Mahia grandmother takes on the world
NZ Herald 24 August 2002
by Kent Atkinson of NZPA
A Maori grandmother from Mahia, south of Gisborne, is a poster girl for the United Nations at next week’s World Summit.
Pauline Tangiora, a Rongomaiwahine iwi member, is one of six featured speakers at the conference whose faces feature on billboards and banners around Johannesburg.
On Wednesday next week, the six will speak to the world’s press on sustainable development. They will compete with about 100 world leaders for the attention of more than 40,000 delegates and journalists.
Mrs Tangiora is being top-billed for leading a movement to pressure South Asian governments to release indigenous fishers who have strayed across national maritime borders, and to grant indigenous communities the right to adhere to traditional fishing patterns.
She was last year appointed by the Government to its Public Advisory Committee on Disarmament and Arms Control. But she is best known in New Zealand for spearheading a claim to the United Nations human rights committee alleging that the 1992 Sealord fisheries settlement impinged on Maori customary fisheries.

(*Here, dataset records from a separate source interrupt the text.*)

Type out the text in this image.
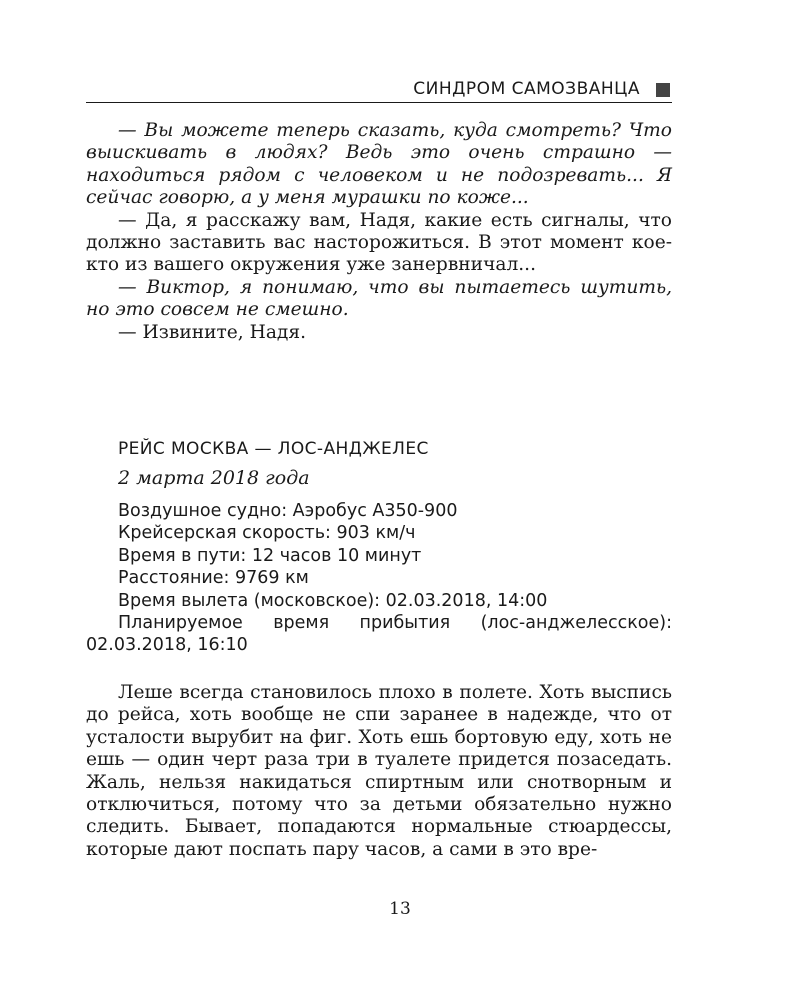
СИНДРОМ САМОЗВАНЦА

— Вы можете теперь сказать, куда смотреть? Что выискивать в людях? Ведь это очень страшно — находиться рядом с человеком и не подозревать... Я сейчас говорю, а у меня мурашки по коже...

— Да, я расскажу вам, Надя, какие есть сигналы, что должно заставить вас насторожиться. В этот момент кое-кто из вашего окружения уже занервничал...

— Виктор, я понимаю, что вы пытаетесь шутить, но это совсем не смешно.

— Извините, Надя.

РЕЙС МОСКВА — ЛОС-АНДЖЕЛЕС
2 марта 2018 года

Воздушное судно: Аэробус А350-900

Крейсерская скорость: 903 км/ч

Время в пути: 12 часов 10 минут

Расстояние: 9769 км

Время вылета (московское): 02.03.2018, 14:00

Планируемое время прибытия (лос-анджелесское): 02.03.2018, 16:10

Леше всегда становилось плохо в полете. Хоть выспись до рейса, хоть вообще не спи заранее в надежде, что от усталости вырубит на фиг. Хоть ешь бортовую еду, хоть не ешь — один черт раза три в туалете придется позаседать. Жаль, нельзя накидаться спиртным или снотворным и отключиться, потому что за детьми обязательно нужно следить. Бывает, попадаются нормальные стюардессы, которые дают поспать пару часов, а сами в это вре-

13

The refusal of legal aid by the Privy Council meant that the cornmittee never heard the case.
In South Africa, Mrs Tangiora is expected to talk about how hundreds of fishers are languishing in Indian and Pakistani jails for straying across international borders. They have been arrested for passport, visa and customs violations. Many have had their boats and catches confiscated.

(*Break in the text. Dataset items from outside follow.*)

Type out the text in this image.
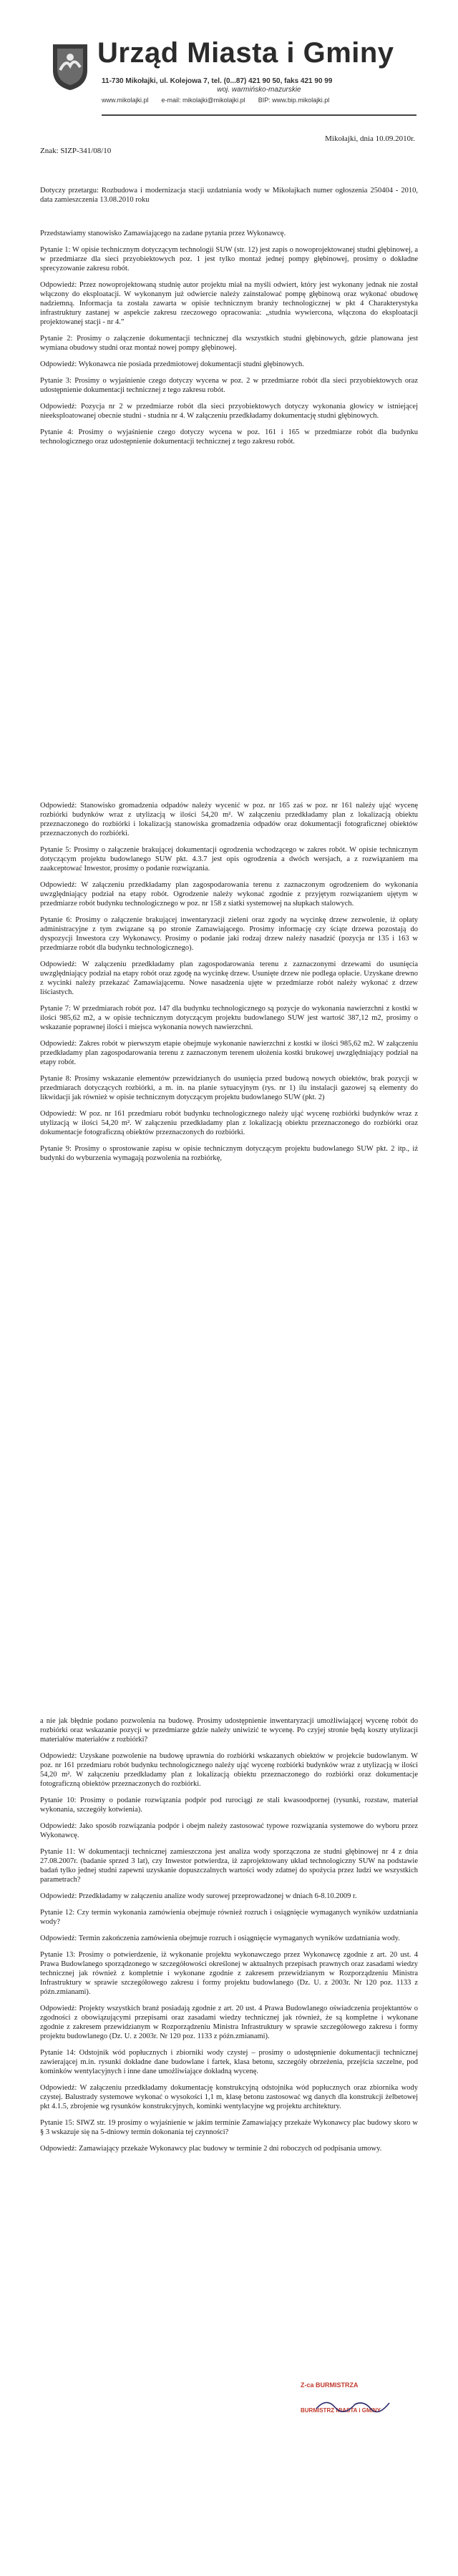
Urząd Miasta i Gminy
11-730 Mikołajki, ul. Kolejowa 7, tel. (0...87) 421 90 50, faks 421 90 99
woj. warmińsko-mazurskie
www.mikolajki.pl e-mail: mikolajki@mikolajki.pl BIP: www.bip.mikolajki.pl
Mikołajki, dnia 10.09.2010r.
Znak: SIZP-341/08/10

Dotyczy przetargu: Rozbudowa i modernizacja stacji uzdatniania wody w Mikołajkach numer ogłoszenia 250404 - 2010, data zamieszczenia 13.08.2010 roku

Przedstawiamy stanowisko Zamawiającego na zadane pytania przez Wykonawcę.

Pytanie 1: W opisie technicznym dotyczącym technologii SUW (str. 12) jest zapis o nowoprojektowanej studni głębinowej, a w przedmiarze dla sieci przyobiektowych poz. 1 jest tylko montaż jednej pompy głębinowej, prosimy o dokładne sprecyzowanie zakresu robót.

Odpowiedź: Przez nowoprojektowaną studnię autor projektu miał na myśli odwiert, który jest wykonany jednak nie został włączony do eksploatacji. W wykonanym już odwiercie należy zainstalować pompę głębinową oraz wykonać obudowę nadziemną. Informacja ta została zawarta w opisie technicznym branży technologicznej w pkt 4 Charakterystyka infrastruktury zastanej w aspekcie zakresu rzeczowego opracowania: „studnia wywiercona, włączona do eksploatacji projektowanej stacji - nr 4.”

Pytanie 2: Prosimy o załączenie dokumentacji technicznej dla wszystkich studni głębinowych, gdzie planowana jest wymiana obudowy studni oraz montaż nowej pompy głębinowej.

Odpowiedź: Wykonawca nie posiada przedmiotowej dokumentacji studni głębinowych.

Pytanie 3: Prosimy o wyjaśnienie czego dotyczy wycena w poz. 2 w przedmiarze robót dla sieci przyobiektowych oraz udostępnienie dokumentacji technicznej z tego zakresu robót.

Odpowiedź: Pozycja nr 2 w przedmiarze robót dla sieci przyobiektowych dotyczy wykonania głowicy w istniejącej nieeksploatowanej obecnie studni - studnia nr 4. W załączeniu przedkładamy dokumentację studni głębinowych.

Pytanie 4: Prosimy o wyjaśnienie czego dotyczy wycena w poz. 161 i 165 w przedmiarze robót dla budynku technologicznego oraz udostępnienie dokumentacji technicznej z tego zakresu robót.

Odpowiedź: Stanowisko gromadzenia odpadów należy wycenić w poz. nr 165 zaś w poz. nr 161 należy ująć wycenę rozbiórki budynków wraz z utylizacją w ilości 54,20 m². W załączeniu przedkładamy plan z lokalizacją obiektu przeznaczonego do rozbiórki i lokalizacją stanowiska gromadzenia odpadów oraz dokumentacji fotograficznej obiektów przeznaczonych do rozbiórki.

Pytanie 5: Prosimy o załączenie brakującej dokumentacji ogrodzenia wchodzącego w zakres robót. W opisie technicznym dotyczącym projektu budowlanego SUW pkt. 4.3.7 jest opis ogrodzenia a dwóch wersjach, a z rozwiązaniem ma zaakceptować Inwestor, prosimy o podanie rozwiązania.

Odpowiedź: W załączeniu przedkładamy plan zagospodarowania terenu z zaznaczonym ogrodzeniem do wykonania uwzględniający podział na etapy robót. Ogrodzenie należy wykonać zgodnie z przyjętym rozwiązaniem ujętym w przedmiarze robót budynku technologicznego w poz. nr 158 z siatki systemowej na słupkach stalowych.

Pytanie 6: Prosimy o załączenie brakującej inwentaryzacji zieleni oraz zgody na wycinkę drzew zezwolenie, iż opłaty administracyjne z tym związane są po stronie Zamawiającego. Prosimy informację czy ściąte drzewa pozostają do dyspozycji Inwestora czy Wykonawcy. Prosimy o podanie jaki rodzaj drzew należy nasadzić (pozycja nr 135 i 163 w przedmiarze robót dla budynku technologicznego).

Odpowiedź: W załączeniu przedkładamy plan zagospodarowania terenu z zaznaczonymi drzewami do usunięcia uwzględniający podział na etapy robót oraz zgodę na wycinkę drzew. Usunięte drzew nie podlega opłacie. Uzyskane drewno z wycinki należy przekazać Zamawiającemu. Nowe nasadzenia ujęte w przedmiarze robót należy wykonać z drzew liściastych.

Pytanie 7: W przedmiarach robót poz. 147 dla budynku technologicznego są pozycje do wykonania nawierzchni z kostki w ilości 985,62 m2, a w opisie technicznym dotyczącym projektu budowlanego SUW jest wartość 387,12 m2, prosimy o wskazanie poprawnej ilości i miejsca wykonania nowych nawierzchni.

Odpowiedź: Zakres robót w pierwszym etapie obejmuje wykonanie nawierzchni z kostki w ilości 985,62 m2. W załączeniu przedkładamy plan zagospodarowania terenu z zaznaczonym terenem ułożenia kostki brukowej uwzględniający podział na etapy robót.

Pytanie 8: Prosimy wskazanie elementów przewidzianych do usunięcia przed budową nowych obiektów, brak pozycji w przedmiarach dotyczących rozbiórki, a m. in. na planie sytuacyjnym (rys. nr 1) ilu instalacji gazowej są elementy do likwidacji jak również w opisie technicznym dotyczącym projektu budowlanego SUW (pkt. 2)

Odpowiedź: W poz. nr 161 przedmiaru robót budynku technologicznego należy ująć wycenę rozbiórki budynków wraz z utylizacją w ilości 54,20 m². W załączeniu przedkładamy plan z lokalizacją obiektu przeznaczonego do rozbiórki oraz dokumentacje fotograficzną obiektów przeznaczonych do rozbiórki.

Pytanie 9: Prosimy o sprostowanie zapisu w opisie technicznym dotyczącym projektu budowlanego SUW pkt. 2 itp., iż budynki do wyburzenia wymagają pozwolenia na rozbiórkę,

a nie jak błędnie podano pozwolenia na budowę. Prosimy udostępnienie inwentaryzacji umożliwiającej wycenę robót do rozbiórki oraz wskazanie pozycji w przedmiarze gdzie należy uniwizić te wycenę. Po czyjej stronie będą koszty utylizacji materiałów materiałów z rozbiórki?

Odpowiedź: Uzyskane pozwolenie na budowę uprawnia do rozbiórki wskazanych obiektów w projekcie budowlanym. W poz. nr 161 przedmiaru robót budynku technologicznego należy ująć wycenę rozbiórki budynków wraz z utylizacją w ilości 54,20 m². W załączeniu przedkładamy plan z lokalizacją obiektu przeznaczonego do rozbiórki oraz dokumentacje fotograficzną obiektów przeznaczonych do rozbiórki.

Pytanie 10: Prosimy o podanie rozwiązania podpór pod rurociągi ze stali kwasoodpornej (rysunki, rozstaw, materiał wykonania, szczegóły kotwienia).

Odpowiedź: Jako sposób rozwiązania podpór i obejm należy zastosować typowe rozwiązania systemowe do wyboru przez Wykonawcę.

Pytanie 11: W dokumentacji technicznej zamieszczona jest analiza wody sporzączona ze studni głębinowej nr 4 z dnia 27.08.2007r. (badanie sprzed 3 lat), czy Inwestor potwierdza, iż zaprojektowany układ technologiczny SUW na podstawie badań tylko jednej studni zapewni uzyskanie dopuszczalnych wartości wody zdatnej do spożycia przez ludzi we wszystkich parametrach?

Odpowiedź: Przedkładamy w załączeniu analize wody surowej przeprowadzonej w dniach 6-8.10.2009 r.

Pytanie 12: Czy termin wykonania zamówienia obejmuje również rozruch i osiągnięcie wymaganych wyników uzdatniania wody?

Odpowiedź: Termin zakończenia zamówienia obejmuje rozruch i osiągnięcie wymaganych wyników uzdatniania wody.

Pytanie 13: Prosimy o potwierdzenie, iż wykonanie projektu wykonawczego przez Wykonawcę zgodnie z art. 20 ust. 4 Prawa Budowlanego sporządzonego w szczegółowości określonej w aktualnych przepisach prawnych oraz zasadami wiedzy technicznej jak również z kompletnie i wykonane zgodnie z zakresem przewidzianym w Rozporządzeniu Ministra Infrastruktury w sprawie szczegółowego zakresu i formy projektu budowlanego (Dz. U. z 2003r. Nr 120 poz. 1133 z późn.zmianami).

Odpowiedź: Projekty wszystkich branż posiadają zgodnie z art. 20 ust. 4 Prawa Budowlanego oświadczenia projektantów o zgodności z obowiązującymi przepisami oraz zasadami wiedzy technicznej jak również, że są kompletne i wykonane zgodnie z zakresem przewidzianym w Rozporządzeniu Ministra Infrastruktury w sprawie szczegółowego zakresu i formy projektu budowlanego (Dz. U. z 2003r. Nr 120 poz. 1133 z późn.zmianami).

Pytanie 14: Odstojnik wód popłucznych i zbiorniki wody czystej – prosimy o udostępnienie dokumentacji technicznej zawierającej m.in. rysunki dokładne dane budowlane i fartek, klasa betonu, szczegóły obrzeżenia, przejścia szczelne, pod kominków wentylacyjnych i inne dane umożliwiające dokładną wycenę.

Odpowiedź: W załączeniu przedkładamy dokumentację konstrukcyjną odstojnika wód popłucznych oraz zbiornika wody czystej. Balustrady systemowe wykonać o wysokości 1,1 m, klasę betonu zastosować wg danych dla konstrukcji żelbetowej pkt 4.1.5, zbrojenie wg rysunków konstrukcyjnych, kominki wentylacyjne wg projektu architektury.

Pytanie 15: SIWZ str. 19 prosimy o wyjaśnienie w jakim terminie Zamawiający przekaże Wykonawcy plac budowy skoro w § 3 wskazuje się na 5-dniowy termin dokonania tej czynności?

Odpowiedź: Zamawiający przekaże Wykonawcy plac budowy w terminie 2 dni roboczych od podpisania umowy.

Z-ca BURMISTRZA
BURMISTRZ MIASTA i GMINY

Despite releases, swaps and pledges to stop arresting fishers, the Indian Government reported in March that about 229 Gujarati fishers were being held in Pakistani jails. Fishers from Indonesia and Myamnar also have been arrested for crossing into Indian waters.
As chairwoman of the World Forum of Fisher Peoples. Mrs Tangiora is lobbying for the release of all the fishers, and for an international agreement that would allow traditional fishers to travel freely across maritime borders. In particular, the forum has suggested that India, Pakistan, Bangladesh, Sri Lanka and the Maldives create a card that would allow traditional fishers to cross borders to fish.
Mrs Tangiora said that having been raised in a fishing community she felt a special affinity for these fishers. Like them, she had seen traditional practices threatened by commercial fishing, industrialisation and globalisation.
“My work is to try and negotiate with governments and companies, to take into consideration their responsibilitiesto the people of the world to protect our planet’s resources,” she said.